Kain: *sighs* Unfortunately, I do.

Everyone looks at him.

Raziel: *threatening tone* Oh please. Don't leave us hanging, or I might have to return the favour.

Kain: Doesn't he look the least bit familiar to any of you?

Lupa: *immediately* No way! He's cuter than anyone I kn -

Vladimir diplomatically clamps a hand over her mouth.

Kain: No?

The young white-haired vampire opens eyes as red as fresh blood and blinks up at his rescuers. His gaze fixes upon Kain and his expression becomes confused, quizzical.

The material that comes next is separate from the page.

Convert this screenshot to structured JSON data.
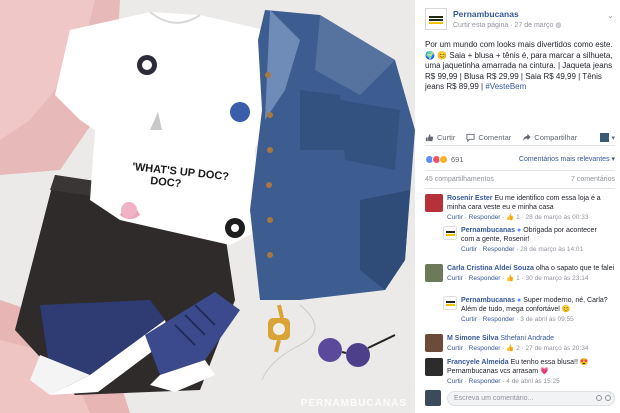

Kain: He's me, you fools. Me from several centuries ago.

Vladimir drops the vampire like a hot brick.

Lupa: *angrily, turning on Old Kain and Raziel* Were you ALL adorable when you were younger?! It's not fair! Why do I only ever get to meet the wrinkly versions?

Raziel: Well, that's not strictly true, is it….

Kain: *furious* Wrinkly?!

Lupa: *equally cross* Yeah, wrinkly. And green, and vaguely chitinous.

And she flicks him in the head to prove her point.